A distinctive appearance and rapid growth are the main reasons why a dichondra is so popular among plant lovers. Whether silver rain is hardy is answered below.


Silver rain is not hardy, which is why the plants are often only planted once a year. If you want to enjoy her for two years or more, you should know the following:

  • Defenses and metabolic functions decrease rapidly at temperatures below twelve degrees Celsius
  • At plus one to zero degrees Celsius, there are usually signs of frostbite (plants can freeze and die)
  • Particularly sensitive when silver rain is cultivated in tubs (cold hits the roots more intensely)
  • Conclusion: silver rain has to hibernate in warmer and, above all, frost-free temperatures

In time for the winter quarters

Experience has shown that night-time temperatures can fall well below ten degrees Celsius as early as October. In the short term, a dichondra can tolerate temperatures of up to around six or seven degrees Celsius, but an exact temperature forecast is usually not possible. Therefore, the winch plant should move to a winter quarters early on. The end of September/beginning of October is the recommended time – but at the latest when the daytime temperatures drop to ten degrees Celsius it becomes clear that silver rain is not hardy.

Ideal winter quarters

In order for a dichondra to survive the winter well and thrive again the following year, the new location in the winter quarters has to meet various requirements:

  • Ambient temperatures: at least ten degrees Celsius – better 15 degrees Celsius – growth stops below twelve degrees Celsius
  • Temperature must not fall below ten degrees
  • Light: bright, but no direct sunlight
  • No draft
  • No dry room air
  • Optimal locations: cool bedroom, stairwell, unheated conservatory


Silver rain requires some preparation before moving to winter quarters. These help the plant to get through the winter season well:

  • Check for pests early and fight them if necessary
  • Last fertilization about six weeks before the planned move (if no long-term fertilizer was used)
  • Cut off dried and woody parts of the plant about four weeks before changing location
  • Otherwise, do not cut back again from late summer (could damage young shoots)
  • Pot and balcony plants: allow the soil to dry well, otherwise there is a risk of rotting
Note: The dichondra has no poisonous plant parts and can therefore also be placed in winter locations to which children and pets have access. The common black locust (Robinia pseudoacacia) is often referred to as silver rain, with the bark in particular being highly toxic.

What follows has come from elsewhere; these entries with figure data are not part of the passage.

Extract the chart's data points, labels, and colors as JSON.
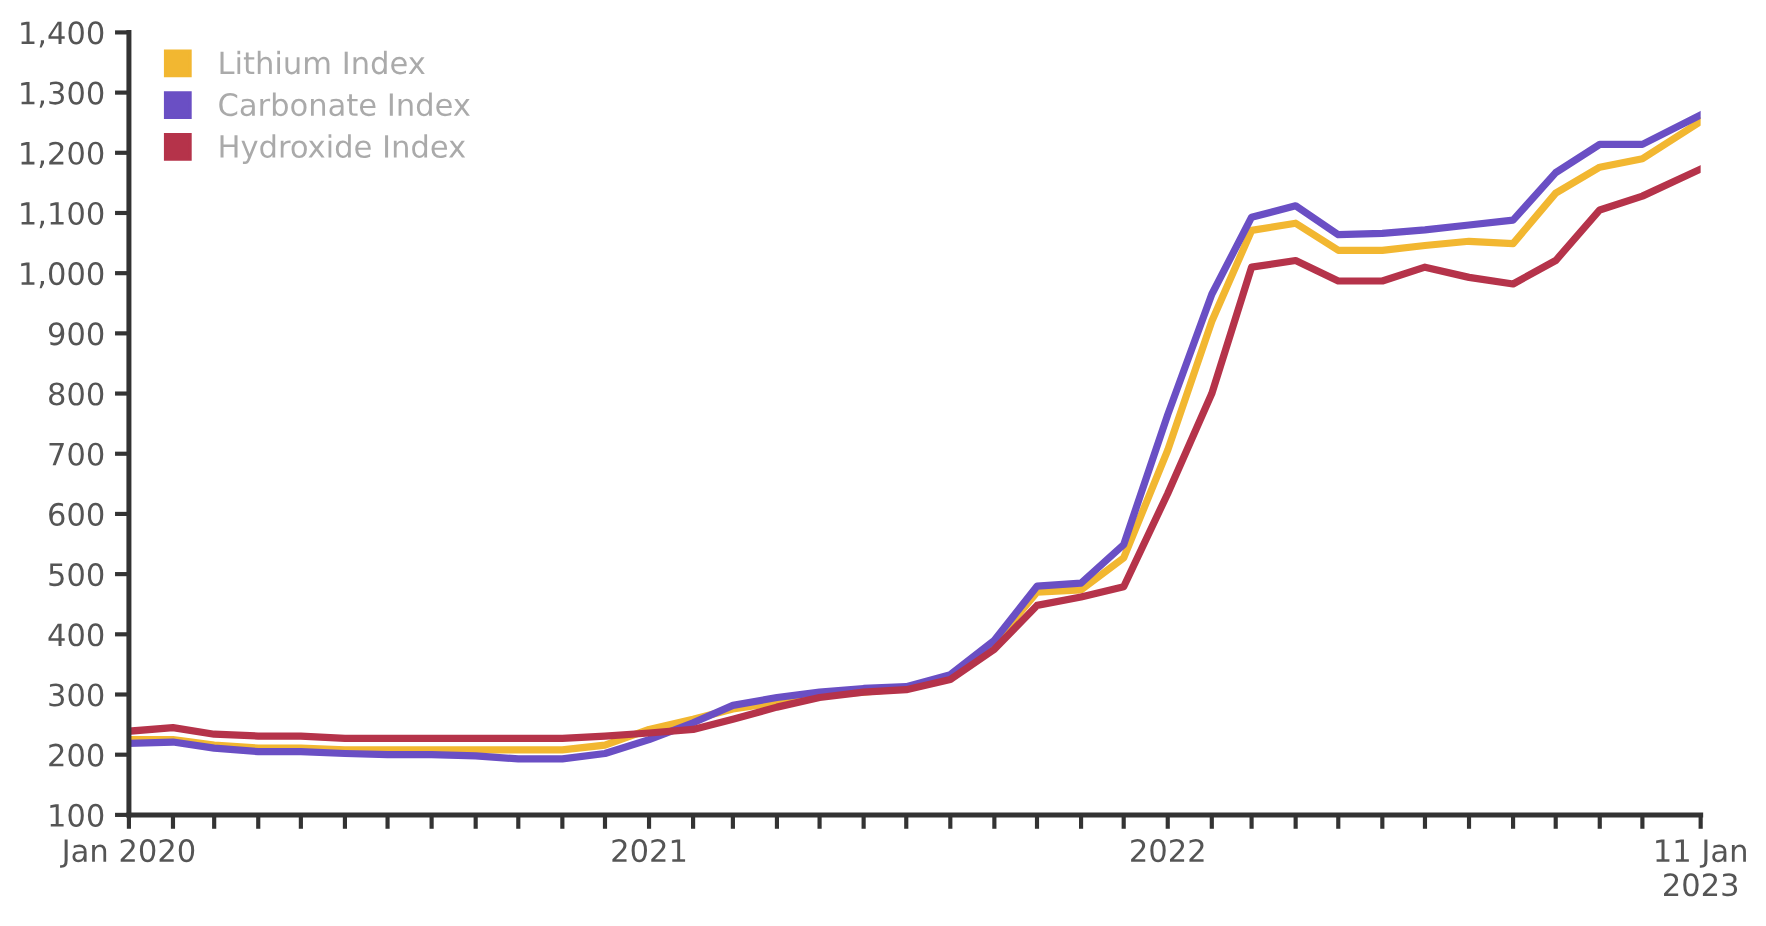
{
  "chart_data": {
    "type": "line",
    "x": [
      "2020-01",
      "2020-02",
      "2020-03",
      "2020-04",
      "2020-05",
      "2020-06",
      "2020-07",
      "2020-08",
      "2020-09",
      "2020-10",
      "2020-11",
      "2020-12",
      "2021-01",
      "2021-02",
      "2021-03",
      "2021-04",
      "2021-05",
      "2021-06",
      "2021-07",
      "2021-08",
      "2021-09",
      "2021-10",
      "2021-11",
      "2021-12",
      "2022-01",
      "2022-02",
      "2022-03",
      "2022-04",
      "2022-05",
      "2022-06",
      "2022-07",
      "2022-08",
      "2022-09",
      "2022-10",
      "2022-11",
      "2022-12",
      "2023-01-11"
    ],
    "series": [
      {
        "name": "Lithium Index",
        "color": "#f2b731",
        "values": [
          225,
          225,
          216,
          211,
          211,
          208,
          208,
          208,
          208,
          208,
          208,
          216,
          242,
          259,
          276,
          287,
          299,
          304,
          310,
          330,
          385,
          470,
          474,
          527,
          706,
          920,
          1071,
          1083,
          1038,
          1038,
          1046,
          1053,
          1049,
          1133,
          1176,
          1190,
          1252
        ]
      },
      {
        "name": "Carbonate Index",
        "color": "#6a4fc4",
        "values": [
          219,
          221,
          211,
          205,
          205,
          202,
          200,
          200,
          198,
          193,
          193,
          202,
          225,
          253,
          282,
          295,
          304,
          310,
          313,
          333,
          390,
          480,
          485,
          549,
          765,
          965,
          1093,
          1112,
          1064,
          1066,
          1072,
          1080,
          1088,
          1167,
          1214,
          1214,
          1263
        ]
      },
      {
        "name": "Hydroxide Index",
        "color": "#b5334a",
        "values": [
          239,
          245,
          234,
          231,
          231,
          227,
          227,
          227,
          227,
          227,
          227,
          231,
          236,
          242,
          259,
          279,
          295,
          304,
          308,
          325,
          375,
          448,
          462,
          479,
          634,
          800,
          1010,
          1021,
          987,
          987,
          1010,
          993,
          982,
          1021,
          1105,
          1128,
          1173
        ]
      }
    ],
    "xlim": [
      "2020-01-01",
      "2023-01-11"
    ],
    "xticks": [
      {
        "value": "2020-01-01",
        "label": "Jan 2020"
      },
      {
        "value": "2020-02-01",
        "label": null
      },
      {
        "value": "2020-03-01",
        "label": null
      },
      {
        "value": "2020-04-01",
        "label": null
      },
      {
        "value": "2020-05-01",
        "label": null
      },
      {
        "value": "2020-06-01",
        "label": null
      },
      {
        "value": "2020-07-01",
        "label": null
      },
      {
        "value": "2020-08-01",
        "label": null
      },
      {
        "value": "2020-09-01",
        "label": null
      },
      {
        "value": "2020-10-01",
        "label": null
      },
      {
        "value": "2020-11-01",
        "label": null
      },
      {
        "value": "2020-12-01",
        "label": null
      },
      {
        "value": "2021-01-01",
        "label": "2021"
      },
      {
        "value": "2021-02-01",
        "label": null
      },
      {
        "value": "2021-03-01",
        "label": null
      },
      {
        "value": "2021-04-01",
        "label": null
      },
      {
        "value": "2021-05-01",
        "label": null
      },
      {
        "value": "2021-06-01",
        "label": null
      },
      {
        "value": "2021-07-01",
        "label": null
      },
      {
        "value": "2021-08-01",
        "label": null
      },
      {
        "value": "2021-09-01",
        "label": null
      },
      {
        "value": "2021-10-01",
        "label": null
      },
      {
        "value": "2021-11-01",
        "label": null
      },
      {
        "value": "2021-12-01",
        "label": null
      },
      {
        "value": "2022-01-01",
        "label": "2022"
      },
      {
        "value": "2022-02-01",
        "label": null
      },
      {
        "value": "2022-03-01",
        "label": null
      },
      {
        "value": "2022-04-01",
        "label": null
      },
      {
        "value": "2022-05-01",
        "label": null
      },
      {
        "value": "2022-06-01",
        "label": null
      },
      {
        "value": "2022-07-01",
        "label": null
      },
      {
        "value": "2022-08-01",
        "label": null
      },
      {
        "value": "2022-09-01",
        "label": null
      },
      {
        "value": "2022-10-01",
        "label": null
      },
      {
        "value": "2022-11-01",
        "label": null
      },
      {
        "value": "2022-12-01",
        "label": null
      },
      {
        "value": "2023-01-11",
        "label": "11 Jan\n2023"
      }
    ],
    "ylim": [
      100,
      1400
    ],
    "yticks": [
      100,
      200,
      300,
      400,
      500,
      600,
      700,
      800,
      900,
      {
        "value": 1000,
        "label": "1,000"
      },
      {
        "value": 1100,
        "label": "1,100"
      },
      {
        "value": 1200,
        "label": "1,200"
      },
      {
        "value": 1300,
        "label": "1,300"
      },
      {
        "value": 1400,
        "label": "1,400"
      }
    ],
    "legend": "top left",
    "grid": false,
    "marker": "none",
    "line_style": "solid"
  }
}
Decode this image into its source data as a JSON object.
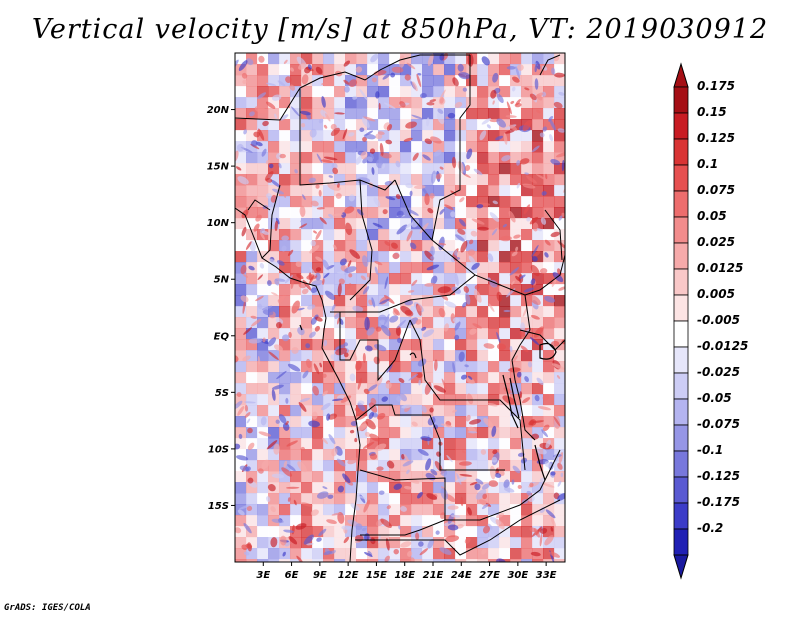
{
  "title": "Vertical velocity [m/s] at 850hPa, VT: 2019030912",
  "credit": "GrADS: IGES/COLA",
  "map": {
    "lon_range": [
      0,
      35
    ],
    "lat_range": [
      -20,
      25
    ],
    "lat_ticks": [
      {
        "label": "20N",
        "value": 20
      },
      {
        "label": "15N",
        "value": 15
      },
      {
        "label": "10N",
        "value": 10
      },
      {
        "label": "5N",
        "value": 5
      },
      {
        "label": "EQ",
        "value": 0
      },
      {
        "label": "5S",
        "value": -5
      },
      {
        "label": "10S",
        "value": -10
      },
      {
        "label": "15S",
        "value": -15
      }
    ],
    "lon_ticks": [
      {
        "label": "3E",
        "value": 3
      },
      {
        "label": "6E",
        "value": 6
      },
      {
        "label": "9E",
        "value": 9
      },
      {
        "label": "12E",
        "value": 12
      },
      {
        "label": "15E",
        "value": 15
      },
      {
        "label": "18E",
        "value": 18
      },
      {
        "label": "21E",
        "value": 21
      },
      {
        "label": "24E",
        "value": 24
      },
      {
        "label": "27E",
        "value": 27
      },
      {
        "label": "30E",
        "value": 30
      },
      {
        "label": "33E",
        "value": 33
      }
    ]
  },
  "colorbar": {
    "levels": [
      {
        "label": "0.175",
        "color": "#a50f15"
      },
      {
        "label": "0.15",
        "color": "#c81c23"
      },
      {
        "label": "0.125",
        "color": "#d93434"
      },
      {
        "label": "0.1",
        "color": "#e65050"
      },
      {
        "label": "0.075",
        "color": "#ed6d6d"
      },
      {
        "label": "0.05",
        "color": "#f28c8c"
      },
      {
        "label": "0.025",
        "color": "#f6aaaa"
      },
      {
        "label": "0.0125",
        "color": "#f9c8c8"
      },
      {
        "label": "0.005",
        "color": "#fce4e4"
      },
      {
        "label": "-0.005",
        "color": "#ffffff"
      },
      {
        "label": "-0.0125",
        "color": "#e6e6fa"
      },
      {
        "label": "-0.025",
        "color": "#cdcdf5"
      },
      {
        "label": "-0.05",
        "color": "#b4b4f0"
      },
      {
        "label": "-0.075",
        "color": "#9696e6"
      },
      {
        "label": "-0.1",
        "color": "#7878dc"
      },
      {
        "label": "-0.125",
        "color": "#5a5ad2"
      },
      {
        "label": "-0.175",
        "color": "#3c3cc8"
      },
      {
        "label": "-0.2",
        "color": "#2020b4"
      }
    ],
    "top_arrow_color": "#a50f15",
    "bottom_arrow_color": "#1a1aa0"
  }
}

Silver rain in the garden bed

If silver rain is planted in the bed, it cannot spend the winter there and must be planted out. Thanks to the protection of thick layers of soil, they can theoretically move to their winter quarters later than tub/potted plants. However, there is still a risk of frostbite above ground parts of the plant, which is why ideally it should move to the winter quarters by the end of September/beginning of October or at constant temperatures of ten degrees Celsius. The following must be observed:

  • Dig up carefully without damaging roots
  • Plant in sufficiently large tubs/pots (roots must not snap off)
  • Use high-quality substrate (reduces mold growth and risk of rot)
  • Only choose a pot/bucket with a drainage hole (to avoid waterlogging)
  • Water only minimally after pot/tub planting
Tip: If planting in and out is too much trouble for you, dichondras can also be planted in a suitable pot in the garden bed. This saves hobby gardeners and the plants having to change the soil/substrate before and after wintering.

Silver rain in the bucket

With dichondras in pots, the outside temperatures are to be observed meticulously. If they are surprised by sudden ground frost, a few hours are often enough to end their lives. When the nights get cooler, we recommend at least moving to a location that is protected from rain and wind, until it finally goes to winter quarters. It is important that the substrate dries and is loose before moving. If there is no looseness, compaction increases the risk of mold and rot.

watering in winter

Because neither sun nor heat allows irrigation water to evaporate and dichondras only have a low water requirement in winter, only minimal watering is required. The first two to three centimeters of soil should be well dried before watering again. Complete drying out during the winter season should be avoided in any case. The best time to water is to determine the “thumb test”. The thumb is pressed into the surface of the earth and the watering requirement is determined via the depth of the impression as follows:

  • Deeper than two/three centimeters: do not water
  • Less than two centimeters deep: pour
Note: Only water that has the same temperature as the environment should be used. If it is significantly colder, it can lead to a ‘cold shock’, which is equivalent to frostbite and can result in death.

end hibernation

Hibernation is over for dichondras as soon as no more frost is to be expected. This is the case at the latest after the Ice Saints in mid-May. At this time, the new growing season of silver rain begins. In order to sprout again, the plant now needs warm sun or daylight. It should be noted here that the plant slowly gets used to the new outdoor and, above all, light conditions. A partially shaded location is recommended for the first two weeks. Then it can go to a sunny place.

Tip: If you cut back generously immediately after overwintering, you can usually look forward to lush growth during the growing season.